Napoleon in Egypt

Napoleon conquered Egypt in 1798, soon founding the Bank of France, fixing the tax system, restoring the church and improving the education system.

He founded Freemasonry in that country, later superseded by the Grand Lodge of the British Columbia and Yukon.

Napoleon installed his brothers into Masonic office as ruler’s of European nations.

See Napoleon and Freemasonry


One Reply to “Napoleon in Egypt”

  1. The radical nature of the Civil Constitution of the Clergy, and The Declaration of Rights of Man and Citizen, caused Pope Pius VI, to condemn them in February 1791. This was the opening move by the Roman Catholic Church against the excesses of the French Revolution and the radical liberalism it produced. This church offensive would continue throughout the 19th century.

    The Pope’s condemnation caused a crisis of conscious for sincere French Catholics. It had driven a wedge between those who preferred the Constitutional clergy and those who supported the refractory clergy. It was because of this condemnation the French radicals set out to invade Rome and destroy the political domination of the papacy by forcing the pope to give up his temporal sovereignty.

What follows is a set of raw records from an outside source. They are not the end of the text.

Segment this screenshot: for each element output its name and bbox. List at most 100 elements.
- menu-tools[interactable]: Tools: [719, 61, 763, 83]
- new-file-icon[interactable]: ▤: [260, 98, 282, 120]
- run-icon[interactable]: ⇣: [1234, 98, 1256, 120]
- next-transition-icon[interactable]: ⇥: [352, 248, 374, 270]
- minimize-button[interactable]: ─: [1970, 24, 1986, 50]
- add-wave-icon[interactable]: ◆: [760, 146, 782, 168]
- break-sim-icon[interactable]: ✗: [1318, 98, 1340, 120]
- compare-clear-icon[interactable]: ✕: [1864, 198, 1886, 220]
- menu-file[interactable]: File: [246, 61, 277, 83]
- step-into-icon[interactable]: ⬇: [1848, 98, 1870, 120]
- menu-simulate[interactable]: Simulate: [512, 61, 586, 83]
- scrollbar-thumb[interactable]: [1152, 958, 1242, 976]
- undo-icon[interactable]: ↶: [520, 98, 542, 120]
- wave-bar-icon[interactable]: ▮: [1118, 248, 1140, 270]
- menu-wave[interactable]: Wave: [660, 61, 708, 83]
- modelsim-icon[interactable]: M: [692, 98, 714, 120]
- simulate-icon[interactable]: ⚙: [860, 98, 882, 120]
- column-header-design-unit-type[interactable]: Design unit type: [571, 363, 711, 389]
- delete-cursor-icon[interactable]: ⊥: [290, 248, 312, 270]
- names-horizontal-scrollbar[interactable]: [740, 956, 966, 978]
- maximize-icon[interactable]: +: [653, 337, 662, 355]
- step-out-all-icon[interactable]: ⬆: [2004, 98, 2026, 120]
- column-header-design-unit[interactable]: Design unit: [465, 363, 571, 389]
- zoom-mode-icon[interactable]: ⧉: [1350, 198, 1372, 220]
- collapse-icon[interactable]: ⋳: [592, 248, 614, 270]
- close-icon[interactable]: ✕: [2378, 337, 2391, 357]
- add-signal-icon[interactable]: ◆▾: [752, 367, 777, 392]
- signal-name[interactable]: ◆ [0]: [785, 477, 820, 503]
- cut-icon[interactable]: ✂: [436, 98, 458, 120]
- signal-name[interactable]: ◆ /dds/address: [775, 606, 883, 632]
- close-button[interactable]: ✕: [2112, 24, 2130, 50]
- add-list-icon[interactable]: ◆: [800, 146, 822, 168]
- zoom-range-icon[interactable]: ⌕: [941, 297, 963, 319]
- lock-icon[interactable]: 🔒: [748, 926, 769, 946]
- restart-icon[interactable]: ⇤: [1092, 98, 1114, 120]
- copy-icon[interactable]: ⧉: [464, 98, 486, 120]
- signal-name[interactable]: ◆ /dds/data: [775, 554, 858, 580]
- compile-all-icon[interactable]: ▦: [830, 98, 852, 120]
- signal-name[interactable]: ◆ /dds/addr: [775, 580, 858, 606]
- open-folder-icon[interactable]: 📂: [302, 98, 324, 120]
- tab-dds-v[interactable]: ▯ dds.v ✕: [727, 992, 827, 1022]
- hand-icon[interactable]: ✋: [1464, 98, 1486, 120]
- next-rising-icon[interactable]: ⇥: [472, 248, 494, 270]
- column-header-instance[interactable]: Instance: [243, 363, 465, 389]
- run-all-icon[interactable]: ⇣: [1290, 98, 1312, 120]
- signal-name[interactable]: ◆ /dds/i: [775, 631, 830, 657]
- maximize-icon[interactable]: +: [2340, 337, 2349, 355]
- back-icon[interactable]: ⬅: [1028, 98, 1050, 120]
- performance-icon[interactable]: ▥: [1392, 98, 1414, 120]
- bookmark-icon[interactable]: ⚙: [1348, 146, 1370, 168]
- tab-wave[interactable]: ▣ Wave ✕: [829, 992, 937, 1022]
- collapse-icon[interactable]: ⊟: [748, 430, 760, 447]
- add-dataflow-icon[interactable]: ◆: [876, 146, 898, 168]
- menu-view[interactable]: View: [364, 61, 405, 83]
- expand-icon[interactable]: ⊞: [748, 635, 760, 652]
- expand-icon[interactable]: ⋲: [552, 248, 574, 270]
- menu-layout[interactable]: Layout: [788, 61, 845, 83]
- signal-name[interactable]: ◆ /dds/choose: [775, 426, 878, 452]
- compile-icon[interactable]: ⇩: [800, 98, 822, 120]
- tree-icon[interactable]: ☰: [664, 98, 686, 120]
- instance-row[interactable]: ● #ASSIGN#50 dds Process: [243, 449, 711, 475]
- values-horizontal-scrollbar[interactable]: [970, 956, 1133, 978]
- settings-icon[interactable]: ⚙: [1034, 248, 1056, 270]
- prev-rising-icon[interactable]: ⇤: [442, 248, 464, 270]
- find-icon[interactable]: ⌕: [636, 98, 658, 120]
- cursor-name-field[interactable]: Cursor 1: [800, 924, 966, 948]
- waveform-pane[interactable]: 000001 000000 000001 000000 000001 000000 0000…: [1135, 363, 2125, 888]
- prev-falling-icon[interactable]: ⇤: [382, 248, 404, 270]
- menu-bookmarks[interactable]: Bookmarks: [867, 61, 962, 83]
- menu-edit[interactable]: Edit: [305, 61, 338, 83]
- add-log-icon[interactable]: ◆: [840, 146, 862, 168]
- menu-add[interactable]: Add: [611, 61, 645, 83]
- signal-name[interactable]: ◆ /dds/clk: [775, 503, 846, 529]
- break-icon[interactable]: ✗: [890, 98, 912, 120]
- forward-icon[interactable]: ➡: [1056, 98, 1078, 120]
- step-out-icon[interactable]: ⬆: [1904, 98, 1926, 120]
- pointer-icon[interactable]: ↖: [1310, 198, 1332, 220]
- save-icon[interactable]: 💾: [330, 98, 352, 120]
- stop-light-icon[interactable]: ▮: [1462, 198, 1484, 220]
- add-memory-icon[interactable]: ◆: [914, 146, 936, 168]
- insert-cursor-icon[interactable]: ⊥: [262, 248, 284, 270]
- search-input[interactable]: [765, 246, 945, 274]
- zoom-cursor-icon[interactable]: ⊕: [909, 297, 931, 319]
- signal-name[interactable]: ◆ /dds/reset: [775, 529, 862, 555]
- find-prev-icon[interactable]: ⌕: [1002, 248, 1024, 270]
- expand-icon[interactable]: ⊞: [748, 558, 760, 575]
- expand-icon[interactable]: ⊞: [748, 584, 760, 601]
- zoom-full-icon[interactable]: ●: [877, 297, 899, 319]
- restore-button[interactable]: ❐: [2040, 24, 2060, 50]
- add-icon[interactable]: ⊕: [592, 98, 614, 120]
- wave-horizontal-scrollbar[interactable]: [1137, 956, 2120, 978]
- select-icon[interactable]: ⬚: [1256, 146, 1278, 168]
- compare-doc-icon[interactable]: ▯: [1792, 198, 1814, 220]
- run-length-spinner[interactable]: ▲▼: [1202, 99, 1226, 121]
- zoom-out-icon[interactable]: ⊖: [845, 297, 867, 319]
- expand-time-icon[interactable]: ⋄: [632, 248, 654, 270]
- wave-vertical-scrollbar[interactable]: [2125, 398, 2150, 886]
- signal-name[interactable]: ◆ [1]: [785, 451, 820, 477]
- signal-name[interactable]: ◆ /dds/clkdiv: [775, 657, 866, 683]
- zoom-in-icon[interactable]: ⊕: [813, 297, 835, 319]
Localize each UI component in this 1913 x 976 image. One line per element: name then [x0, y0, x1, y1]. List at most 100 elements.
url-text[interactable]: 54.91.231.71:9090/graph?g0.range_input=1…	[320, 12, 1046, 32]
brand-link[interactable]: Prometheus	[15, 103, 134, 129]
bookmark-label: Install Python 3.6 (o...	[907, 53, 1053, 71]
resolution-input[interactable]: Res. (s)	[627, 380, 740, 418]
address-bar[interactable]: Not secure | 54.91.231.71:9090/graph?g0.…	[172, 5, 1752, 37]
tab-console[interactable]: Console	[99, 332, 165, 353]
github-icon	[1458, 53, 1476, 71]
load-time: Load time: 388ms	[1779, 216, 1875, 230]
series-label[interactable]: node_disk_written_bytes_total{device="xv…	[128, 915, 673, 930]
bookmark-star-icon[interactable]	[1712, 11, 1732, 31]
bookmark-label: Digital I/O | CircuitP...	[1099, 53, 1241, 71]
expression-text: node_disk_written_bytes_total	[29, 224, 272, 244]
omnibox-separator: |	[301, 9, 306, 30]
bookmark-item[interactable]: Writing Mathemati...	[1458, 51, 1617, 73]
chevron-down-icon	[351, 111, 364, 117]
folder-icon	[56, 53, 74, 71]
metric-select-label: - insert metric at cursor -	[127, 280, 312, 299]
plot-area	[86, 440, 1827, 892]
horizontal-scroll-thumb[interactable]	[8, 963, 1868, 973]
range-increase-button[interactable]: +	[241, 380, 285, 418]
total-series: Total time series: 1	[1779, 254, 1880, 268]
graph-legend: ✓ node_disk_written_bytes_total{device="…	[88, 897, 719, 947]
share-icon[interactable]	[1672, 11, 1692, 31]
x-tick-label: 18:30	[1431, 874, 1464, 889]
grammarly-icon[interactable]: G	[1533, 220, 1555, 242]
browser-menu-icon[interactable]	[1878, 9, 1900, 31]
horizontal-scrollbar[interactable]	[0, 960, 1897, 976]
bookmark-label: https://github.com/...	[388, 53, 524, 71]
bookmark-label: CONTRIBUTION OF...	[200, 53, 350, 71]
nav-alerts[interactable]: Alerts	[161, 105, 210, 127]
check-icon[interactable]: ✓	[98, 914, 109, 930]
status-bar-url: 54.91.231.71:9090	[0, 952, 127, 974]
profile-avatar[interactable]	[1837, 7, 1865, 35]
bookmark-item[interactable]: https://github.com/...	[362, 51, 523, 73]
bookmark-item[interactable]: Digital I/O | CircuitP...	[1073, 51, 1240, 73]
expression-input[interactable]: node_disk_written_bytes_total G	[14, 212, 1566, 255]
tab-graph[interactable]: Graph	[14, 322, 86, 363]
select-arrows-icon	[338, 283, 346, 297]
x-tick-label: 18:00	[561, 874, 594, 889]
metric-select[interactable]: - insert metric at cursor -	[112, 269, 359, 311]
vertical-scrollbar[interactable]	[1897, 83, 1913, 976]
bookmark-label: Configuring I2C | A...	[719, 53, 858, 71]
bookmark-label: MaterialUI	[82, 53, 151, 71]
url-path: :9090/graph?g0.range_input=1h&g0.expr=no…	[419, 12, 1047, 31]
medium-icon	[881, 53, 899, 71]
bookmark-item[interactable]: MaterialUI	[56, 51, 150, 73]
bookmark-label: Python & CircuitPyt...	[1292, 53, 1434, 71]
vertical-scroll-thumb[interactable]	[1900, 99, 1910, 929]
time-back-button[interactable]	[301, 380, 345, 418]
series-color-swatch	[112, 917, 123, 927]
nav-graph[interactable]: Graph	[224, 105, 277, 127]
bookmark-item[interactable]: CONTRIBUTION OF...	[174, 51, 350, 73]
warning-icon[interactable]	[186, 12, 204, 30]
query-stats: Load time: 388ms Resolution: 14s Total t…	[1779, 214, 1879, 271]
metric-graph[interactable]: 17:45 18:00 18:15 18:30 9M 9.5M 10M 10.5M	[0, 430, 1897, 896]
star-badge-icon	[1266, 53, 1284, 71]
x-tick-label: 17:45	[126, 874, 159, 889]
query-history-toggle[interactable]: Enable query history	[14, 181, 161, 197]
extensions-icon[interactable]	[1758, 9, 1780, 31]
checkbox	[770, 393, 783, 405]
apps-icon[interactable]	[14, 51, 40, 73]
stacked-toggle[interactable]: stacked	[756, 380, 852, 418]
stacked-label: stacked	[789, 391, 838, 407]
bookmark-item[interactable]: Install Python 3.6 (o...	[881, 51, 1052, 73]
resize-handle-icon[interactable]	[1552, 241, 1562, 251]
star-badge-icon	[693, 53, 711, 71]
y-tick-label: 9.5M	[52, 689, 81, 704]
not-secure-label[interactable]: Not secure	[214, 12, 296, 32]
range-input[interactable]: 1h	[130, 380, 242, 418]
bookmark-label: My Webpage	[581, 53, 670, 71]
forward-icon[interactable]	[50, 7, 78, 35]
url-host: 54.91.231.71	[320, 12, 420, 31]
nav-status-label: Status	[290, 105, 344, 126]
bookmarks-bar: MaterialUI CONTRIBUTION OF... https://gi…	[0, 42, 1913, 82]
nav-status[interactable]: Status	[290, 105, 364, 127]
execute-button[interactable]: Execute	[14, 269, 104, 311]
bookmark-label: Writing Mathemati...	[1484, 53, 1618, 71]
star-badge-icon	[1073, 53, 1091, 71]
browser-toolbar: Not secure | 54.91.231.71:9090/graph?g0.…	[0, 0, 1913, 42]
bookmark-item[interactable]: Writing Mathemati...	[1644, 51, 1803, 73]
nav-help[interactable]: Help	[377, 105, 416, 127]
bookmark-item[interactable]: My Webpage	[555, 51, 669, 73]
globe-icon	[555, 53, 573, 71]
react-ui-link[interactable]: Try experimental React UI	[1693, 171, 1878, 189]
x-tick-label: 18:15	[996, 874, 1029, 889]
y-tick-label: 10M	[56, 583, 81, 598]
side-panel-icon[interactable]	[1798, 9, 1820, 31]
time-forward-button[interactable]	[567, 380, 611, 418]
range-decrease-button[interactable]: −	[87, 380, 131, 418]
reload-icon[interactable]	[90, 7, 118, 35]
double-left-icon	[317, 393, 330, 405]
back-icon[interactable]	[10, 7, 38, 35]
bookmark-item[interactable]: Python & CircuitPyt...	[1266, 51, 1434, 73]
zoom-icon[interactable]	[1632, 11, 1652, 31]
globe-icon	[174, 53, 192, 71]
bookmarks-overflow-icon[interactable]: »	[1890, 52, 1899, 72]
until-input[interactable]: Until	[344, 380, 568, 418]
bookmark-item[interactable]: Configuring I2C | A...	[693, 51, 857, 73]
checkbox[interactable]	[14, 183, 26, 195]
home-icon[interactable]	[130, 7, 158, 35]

    The temporal sovereignty of the Pope ended during the French Revolution when the French army captured Rome in 1798. The French had demanded that the pope relinquish his temporal sovereignty and withdraw all of his edicts against the revolution since 1791, but he refused. Because of this, the French had dethroned, exiled, and imprisoned him.

    On the night of February 20, 1798, under constant guard of French dragoons Pius VI was first transferred to Sienna. Since he was still in the heart of Italy, the French decided to move him elsewhere. They transferred the pope to Florence, then on to Parma and Turin. The French finally moved the pope to the French fortress of Valence, in Dauphiny, on July 17, 1799. He died on July 25, 1799.

    The overthrow of the pope in 1798 was the culmination of attacks upon the Catholic Church by the French National Assembly. In 1790, the Assembly had ratified the Civil Constitution of the Clergy in 1790. This law had entirely reorganized the church in France with the authority of the pope restricted to only doctrinal matters. Later that year the National Assembly required the French clergy to take a constitutional oath of fidelity.